By Kristi Casey Sanders
“This is not opera. This is not dance. This is not hip-hop. This is not theater. This is a world-premiere production. This is big.”
— Atlanta Ballet Choreographer-in-Residence Lauri Stallings
Two things Atlanta is known for are its innovative Atlanta Ballet world premieres and its hip-hop scene. Even so, bringing the two together is a revolutionary idea. “It was founded and run by [Atlanta Ballet’s] board of directors and community leaders,” big choreographer Lauri Stallings says. “It’s not their generation’s music that’s hip-hop, and there was some hesitancy about it. That’s why it’s so commendable for [Artistic Director] John McFall to have … the courage to think of something even remotely like this.”
Courage and audacity is something the Atlanta Ballet has in spades. In recent seasons, it has created groundbreaking world premieres to the music of the Indigo Girls (Shed Your Skin) and the Red Clay Ramblers (Ramblin’ Suite). After McFall mentioned his desire to bring hip-hop to the ballet, Peach Editor-in-Chief Elizabeth Schulte Roth introduced McFall and his dancers to Antwan “Big Boi” Patton and the artists on his Purple Ribbon Entertainment label. For both camps, big was a chance to dramatically subvert expectations, to reach new audiences, and to expose a vein of talent and level of collaboration audiences had yet to experience in Atlanta.
“We talked with Big Boi, and we said, ‘Let’s redefine who we are,'” Stallings recalls. “We had to do this. This is what the music, these dancers and my experience [called for]. It’s all about moving forward all the art forms together to create something unusual. And it all starts with the curiosity of a child.”
Childlike curiosity not only is a theme in the show, it’s what propelled big’s creative process. “As an adolescent in the world of hip-hop, I like not knowing something and … being able to start right from the beginning of something with a clean slate,” Stallings says. For months, she researched the music Big Boi had created on his own and with the Grammy Award-winning group OutKast. Her first step was to create a template score for the work. Then, she and Big Boi started bouncing ideas off each other about what big could be.
“I had an interview with NPR the other day,” Stallings says. “And [the interviewer] said: ‘I’d like to think that you and Big Boi sat down together, and you said, ‘What about this?’ And he said, ‘Oh, yes! And what about this?’ And, ‘Oh, you’ve heard this?’ And, ‘No, I haven’t.’ And, ‘Oh, I dug this up from 1991.’ ‘Where did you find that? We only performed it once!’

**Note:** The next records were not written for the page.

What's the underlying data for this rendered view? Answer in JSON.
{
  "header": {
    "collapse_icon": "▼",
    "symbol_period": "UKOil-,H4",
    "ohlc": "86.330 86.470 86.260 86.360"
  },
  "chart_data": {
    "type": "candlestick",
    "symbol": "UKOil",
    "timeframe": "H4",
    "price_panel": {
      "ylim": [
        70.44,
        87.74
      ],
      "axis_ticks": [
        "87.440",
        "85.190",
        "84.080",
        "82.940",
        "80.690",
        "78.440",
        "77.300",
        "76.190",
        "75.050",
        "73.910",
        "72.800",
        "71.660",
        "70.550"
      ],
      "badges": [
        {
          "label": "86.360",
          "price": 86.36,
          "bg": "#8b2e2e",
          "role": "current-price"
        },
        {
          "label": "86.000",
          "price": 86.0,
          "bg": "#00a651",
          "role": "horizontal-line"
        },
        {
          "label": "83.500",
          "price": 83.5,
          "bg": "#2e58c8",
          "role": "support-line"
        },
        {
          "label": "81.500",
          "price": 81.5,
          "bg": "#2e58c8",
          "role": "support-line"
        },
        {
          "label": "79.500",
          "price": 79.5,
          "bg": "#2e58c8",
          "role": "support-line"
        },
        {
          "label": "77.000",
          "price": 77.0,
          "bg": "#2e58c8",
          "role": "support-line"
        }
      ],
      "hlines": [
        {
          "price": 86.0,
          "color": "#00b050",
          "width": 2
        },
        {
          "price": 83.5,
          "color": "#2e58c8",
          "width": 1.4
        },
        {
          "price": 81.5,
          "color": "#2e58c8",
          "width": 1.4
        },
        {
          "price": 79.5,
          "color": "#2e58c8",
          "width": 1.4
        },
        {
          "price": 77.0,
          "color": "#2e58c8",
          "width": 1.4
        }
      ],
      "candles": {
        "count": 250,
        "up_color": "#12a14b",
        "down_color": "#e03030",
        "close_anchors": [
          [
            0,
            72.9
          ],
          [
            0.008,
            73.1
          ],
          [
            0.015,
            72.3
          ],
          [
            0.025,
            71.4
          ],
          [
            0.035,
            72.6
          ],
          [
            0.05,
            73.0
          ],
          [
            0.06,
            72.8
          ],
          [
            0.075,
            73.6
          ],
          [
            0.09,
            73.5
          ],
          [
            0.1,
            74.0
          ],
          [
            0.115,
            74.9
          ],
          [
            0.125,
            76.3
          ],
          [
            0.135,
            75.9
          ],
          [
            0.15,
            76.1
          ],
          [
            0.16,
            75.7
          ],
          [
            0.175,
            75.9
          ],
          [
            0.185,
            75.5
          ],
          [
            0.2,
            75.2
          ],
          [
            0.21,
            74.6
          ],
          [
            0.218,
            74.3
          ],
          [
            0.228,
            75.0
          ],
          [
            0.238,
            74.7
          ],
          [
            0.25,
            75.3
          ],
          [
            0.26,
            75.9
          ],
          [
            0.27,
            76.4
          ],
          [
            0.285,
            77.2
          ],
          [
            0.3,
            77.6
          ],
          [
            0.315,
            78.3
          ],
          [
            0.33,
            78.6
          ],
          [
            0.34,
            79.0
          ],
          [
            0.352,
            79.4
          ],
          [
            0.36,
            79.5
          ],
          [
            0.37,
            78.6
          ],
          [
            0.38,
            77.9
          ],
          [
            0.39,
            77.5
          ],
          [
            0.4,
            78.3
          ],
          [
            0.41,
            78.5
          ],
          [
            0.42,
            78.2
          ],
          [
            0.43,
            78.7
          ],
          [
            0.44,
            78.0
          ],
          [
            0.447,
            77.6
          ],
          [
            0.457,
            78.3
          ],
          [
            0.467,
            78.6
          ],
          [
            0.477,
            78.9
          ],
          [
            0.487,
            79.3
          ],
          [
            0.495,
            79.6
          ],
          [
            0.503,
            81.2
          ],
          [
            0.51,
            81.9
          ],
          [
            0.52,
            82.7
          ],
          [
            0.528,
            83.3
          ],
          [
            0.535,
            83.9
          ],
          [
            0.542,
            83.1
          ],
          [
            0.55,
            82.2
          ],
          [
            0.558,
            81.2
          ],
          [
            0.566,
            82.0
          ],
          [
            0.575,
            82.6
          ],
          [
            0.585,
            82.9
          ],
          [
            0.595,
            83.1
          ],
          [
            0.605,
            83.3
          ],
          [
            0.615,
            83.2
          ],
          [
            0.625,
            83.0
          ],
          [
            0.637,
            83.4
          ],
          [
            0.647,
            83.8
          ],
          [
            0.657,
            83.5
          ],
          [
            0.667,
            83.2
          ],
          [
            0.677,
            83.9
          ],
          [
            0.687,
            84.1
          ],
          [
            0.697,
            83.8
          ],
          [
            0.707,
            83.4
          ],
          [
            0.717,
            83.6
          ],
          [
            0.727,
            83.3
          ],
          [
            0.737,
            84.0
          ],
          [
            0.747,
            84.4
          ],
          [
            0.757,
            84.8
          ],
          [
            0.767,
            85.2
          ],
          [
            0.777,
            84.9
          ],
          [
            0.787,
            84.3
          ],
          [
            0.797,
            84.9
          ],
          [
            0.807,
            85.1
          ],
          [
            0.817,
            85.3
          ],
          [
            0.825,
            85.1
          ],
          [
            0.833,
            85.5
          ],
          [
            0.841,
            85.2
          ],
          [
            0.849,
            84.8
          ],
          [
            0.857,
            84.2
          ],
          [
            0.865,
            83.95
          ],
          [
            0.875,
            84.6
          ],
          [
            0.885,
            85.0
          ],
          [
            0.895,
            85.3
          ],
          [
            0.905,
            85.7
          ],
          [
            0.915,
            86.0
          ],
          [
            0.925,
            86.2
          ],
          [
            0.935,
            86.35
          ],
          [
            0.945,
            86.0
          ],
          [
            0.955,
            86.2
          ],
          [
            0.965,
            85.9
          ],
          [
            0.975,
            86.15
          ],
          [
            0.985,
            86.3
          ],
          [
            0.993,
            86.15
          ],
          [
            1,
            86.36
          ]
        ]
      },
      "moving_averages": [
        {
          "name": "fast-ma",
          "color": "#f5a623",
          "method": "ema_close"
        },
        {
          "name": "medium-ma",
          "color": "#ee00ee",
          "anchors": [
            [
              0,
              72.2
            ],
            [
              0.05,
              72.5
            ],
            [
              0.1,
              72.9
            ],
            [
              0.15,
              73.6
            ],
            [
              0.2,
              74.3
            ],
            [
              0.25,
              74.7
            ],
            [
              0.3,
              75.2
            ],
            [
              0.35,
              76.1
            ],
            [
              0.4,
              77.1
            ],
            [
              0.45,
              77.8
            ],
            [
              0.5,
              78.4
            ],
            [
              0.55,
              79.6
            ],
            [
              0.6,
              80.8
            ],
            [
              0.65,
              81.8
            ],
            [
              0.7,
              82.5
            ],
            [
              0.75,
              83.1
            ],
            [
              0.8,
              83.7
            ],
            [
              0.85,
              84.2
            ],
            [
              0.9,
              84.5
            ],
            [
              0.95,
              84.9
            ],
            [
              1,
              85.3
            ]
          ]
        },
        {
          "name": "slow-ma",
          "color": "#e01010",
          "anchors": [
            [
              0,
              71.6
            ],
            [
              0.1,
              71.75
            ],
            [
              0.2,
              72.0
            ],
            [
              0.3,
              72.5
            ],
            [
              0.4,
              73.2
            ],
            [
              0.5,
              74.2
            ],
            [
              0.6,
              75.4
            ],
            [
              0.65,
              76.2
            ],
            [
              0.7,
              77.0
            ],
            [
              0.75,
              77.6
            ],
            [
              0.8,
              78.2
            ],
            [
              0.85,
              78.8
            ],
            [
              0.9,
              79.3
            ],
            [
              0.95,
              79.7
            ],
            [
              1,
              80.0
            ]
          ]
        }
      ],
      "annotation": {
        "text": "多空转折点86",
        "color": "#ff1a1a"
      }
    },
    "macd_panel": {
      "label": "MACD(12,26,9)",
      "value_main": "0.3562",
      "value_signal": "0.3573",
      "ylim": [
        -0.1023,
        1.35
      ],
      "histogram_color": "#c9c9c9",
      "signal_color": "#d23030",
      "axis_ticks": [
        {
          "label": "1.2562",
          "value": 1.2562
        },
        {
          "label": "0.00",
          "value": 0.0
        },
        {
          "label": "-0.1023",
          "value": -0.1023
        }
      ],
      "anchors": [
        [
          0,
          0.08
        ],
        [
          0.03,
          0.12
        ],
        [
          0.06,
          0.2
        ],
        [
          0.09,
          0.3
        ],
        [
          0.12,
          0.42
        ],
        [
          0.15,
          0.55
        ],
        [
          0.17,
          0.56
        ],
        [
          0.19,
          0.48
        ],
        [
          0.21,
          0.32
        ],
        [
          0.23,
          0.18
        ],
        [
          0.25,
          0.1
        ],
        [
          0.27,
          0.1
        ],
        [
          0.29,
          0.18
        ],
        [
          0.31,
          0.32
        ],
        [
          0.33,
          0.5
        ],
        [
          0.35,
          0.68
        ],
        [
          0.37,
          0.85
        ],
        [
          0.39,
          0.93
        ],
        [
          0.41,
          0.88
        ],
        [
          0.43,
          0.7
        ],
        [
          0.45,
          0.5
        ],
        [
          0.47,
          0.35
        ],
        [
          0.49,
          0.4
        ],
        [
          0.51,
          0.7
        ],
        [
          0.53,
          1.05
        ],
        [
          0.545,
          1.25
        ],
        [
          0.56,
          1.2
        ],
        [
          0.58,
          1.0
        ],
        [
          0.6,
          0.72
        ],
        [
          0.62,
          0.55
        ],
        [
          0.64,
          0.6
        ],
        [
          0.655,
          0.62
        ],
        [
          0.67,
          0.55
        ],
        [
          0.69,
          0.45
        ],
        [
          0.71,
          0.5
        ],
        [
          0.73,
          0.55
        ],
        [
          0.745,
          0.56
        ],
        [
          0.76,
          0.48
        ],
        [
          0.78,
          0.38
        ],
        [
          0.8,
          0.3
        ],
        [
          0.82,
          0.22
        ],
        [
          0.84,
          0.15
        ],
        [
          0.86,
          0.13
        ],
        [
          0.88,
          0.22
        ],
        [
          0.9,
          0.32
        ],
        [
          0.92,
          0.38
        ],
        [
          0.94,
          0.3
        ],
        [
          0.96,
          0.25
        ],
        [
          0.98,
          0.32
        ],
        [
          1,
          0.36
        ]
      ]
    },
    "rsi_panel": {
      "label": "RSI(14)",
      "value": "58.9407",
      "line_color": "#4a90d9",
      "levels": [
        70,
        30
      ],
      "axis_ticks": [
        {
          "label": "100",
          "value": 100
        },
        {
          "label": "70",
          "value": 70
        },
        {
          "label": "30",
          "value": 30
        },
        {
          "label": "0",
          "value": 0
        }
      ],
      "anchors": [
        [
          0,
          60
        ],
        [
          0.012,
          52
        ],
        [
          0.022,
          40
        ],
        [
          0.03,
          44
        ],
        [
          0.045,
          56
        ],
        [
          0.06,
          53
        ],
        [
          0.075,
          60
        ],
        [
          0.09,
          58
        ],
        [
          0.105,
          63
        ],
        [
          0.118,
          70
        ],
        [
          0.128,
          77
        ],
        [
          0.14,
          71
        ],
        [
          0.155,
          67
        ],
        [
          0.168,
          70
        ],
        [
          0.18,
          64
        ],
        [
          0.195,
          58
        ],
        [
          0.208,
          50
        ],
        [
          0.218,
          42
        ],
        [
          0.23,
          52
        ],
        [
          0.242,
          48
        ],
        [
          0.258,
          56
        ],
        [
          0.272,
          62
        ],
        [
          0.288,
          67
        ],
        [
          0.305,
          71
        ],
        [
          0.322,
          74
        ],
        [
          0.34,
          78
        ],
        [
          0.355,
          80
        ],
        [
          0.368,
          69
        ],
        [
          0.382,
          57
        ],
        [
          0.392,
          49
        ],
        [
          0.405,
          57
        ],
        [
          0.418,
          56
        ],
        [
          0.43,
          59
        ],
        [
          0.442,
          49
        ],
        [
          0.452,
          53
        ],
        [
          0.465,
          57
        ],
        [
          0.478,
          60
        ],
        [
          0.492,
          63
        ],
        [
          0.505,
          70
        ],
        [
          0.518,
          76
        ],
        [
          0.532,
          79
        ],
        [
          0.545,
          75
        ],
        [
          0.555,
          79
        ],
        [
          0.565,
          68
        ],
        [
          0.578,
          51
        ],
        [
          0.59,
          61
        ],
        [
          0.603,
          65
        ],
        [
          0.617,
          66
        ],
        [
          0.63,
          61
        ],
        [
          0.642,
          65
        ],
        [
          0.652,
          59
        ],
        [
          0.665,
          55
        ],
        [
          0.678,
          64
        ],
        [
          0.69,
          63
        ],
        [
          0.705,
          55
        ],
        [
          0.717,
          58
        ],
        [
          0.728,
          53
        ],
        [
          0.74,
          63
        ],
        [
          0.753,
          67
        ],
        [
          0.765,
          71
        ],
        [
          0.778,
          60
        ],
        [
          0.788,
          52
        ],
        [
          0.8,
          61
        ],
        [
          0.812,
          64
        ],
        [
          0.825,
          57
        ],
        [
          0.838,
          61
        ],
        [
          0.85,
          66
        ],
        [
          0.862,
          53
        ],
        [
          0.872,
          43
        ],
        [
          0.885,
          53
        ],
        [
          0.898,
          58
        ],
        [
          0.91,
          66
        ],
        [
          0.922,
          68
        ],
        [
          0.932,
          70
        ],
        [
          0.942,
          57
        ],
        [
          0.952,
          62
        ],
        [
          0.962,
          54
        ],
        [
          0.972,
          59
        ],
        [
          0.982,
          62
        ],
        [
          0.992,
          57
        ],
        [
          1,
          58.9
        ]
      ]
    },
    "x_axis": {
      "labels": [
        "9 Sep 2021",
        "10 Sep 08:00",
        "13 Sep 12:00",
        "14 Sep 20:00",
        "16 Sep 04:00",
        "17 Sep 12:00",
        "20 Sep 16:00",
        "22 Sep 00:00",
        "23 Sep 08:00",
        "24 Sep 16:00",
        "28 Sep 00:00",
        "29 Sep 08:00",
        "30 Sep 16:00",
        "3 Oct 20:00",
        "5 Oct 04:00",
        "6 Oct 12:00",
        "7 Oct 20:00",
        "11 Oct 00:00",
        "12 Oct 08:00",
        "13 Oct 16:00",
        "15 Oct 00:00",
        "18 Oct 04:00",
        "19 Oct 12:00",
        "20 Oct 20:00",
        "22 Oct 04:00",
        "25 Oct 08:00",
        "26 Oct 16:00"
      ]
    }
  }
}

“He said, ‘I’d like to think that all that’s true,'” she continues with a laugh. “And I said, ‘It is all true.'”
In addition to the track that only was performed live once and a song from Big Boi’s new album, big also features music from artists such as Giuseppe Verdi, composer of the operas La traviata, Rigoletto and Aida. “In order to embrace the world of hip-hop as a music genre, as a force that enters us sound-wise and we respond to, in order for the audience to fully be able to digest it for two hours, [we realized] we would have to be able to contrast it with music that was not hip-hop,” Stallings explains.
In a way, the whole show is about contrasts. On stage, Big Boi’s presence is mirrored by the presence of Little Big, a nine-and-a-half-year-old boy. Elements of the stage picture are heavily symbolic, yet there is a solid storyline the audience can follow. Traditionally earth-bound dancers fly. Rain appears inside. Parallel worlds simultaneously exist onstage. Atlanta Ballet’s impeccably trained dancers perform side-by-side with 40 untrained children from the community, as well as Purple Ribbon Entertainment artists such as Sleepy Brown and Konkrete. Tonight, you may watch the work of these artists onstage; tomorrow, one of them may wait on your table in a restaurant or pump your gas at the Shell station down the street. One of the girls in the children’s cast is homeless, Stallings says, and she apologizes when she’s late. All of the people on stage are people who are deeply rooted in this community. And the diversity of the artists and the show’s potential to appeal to diverse audiences is what excites Stallings.
“This work is about looking out in the audience and seeing all those different people sitting out in the audience and experiencing the same journey together,” Stallings says. “We do away with labels, with preconceived notions and come together to experience the now, right now.”
Big may have a life outside this month’s shows at the Fox. “There’s lots of ideas,” Stallings says. “Going to Vegas; being a part of [Big Boi’s] upcoming tour, where one night he performs his new album and the next night he does big.” Regardless of where the show ends up, however, it always will have strong ties to Atlanta.
“What a great city to do it in,” Stallings says. “This is a city that had all those thinkers [like Dr. Martin Luther King Jr.], who had all those great ideas based on principles. And those are all glimmers throughout this work.”
Big plays The Fabulous Fox Theatre April 10-13.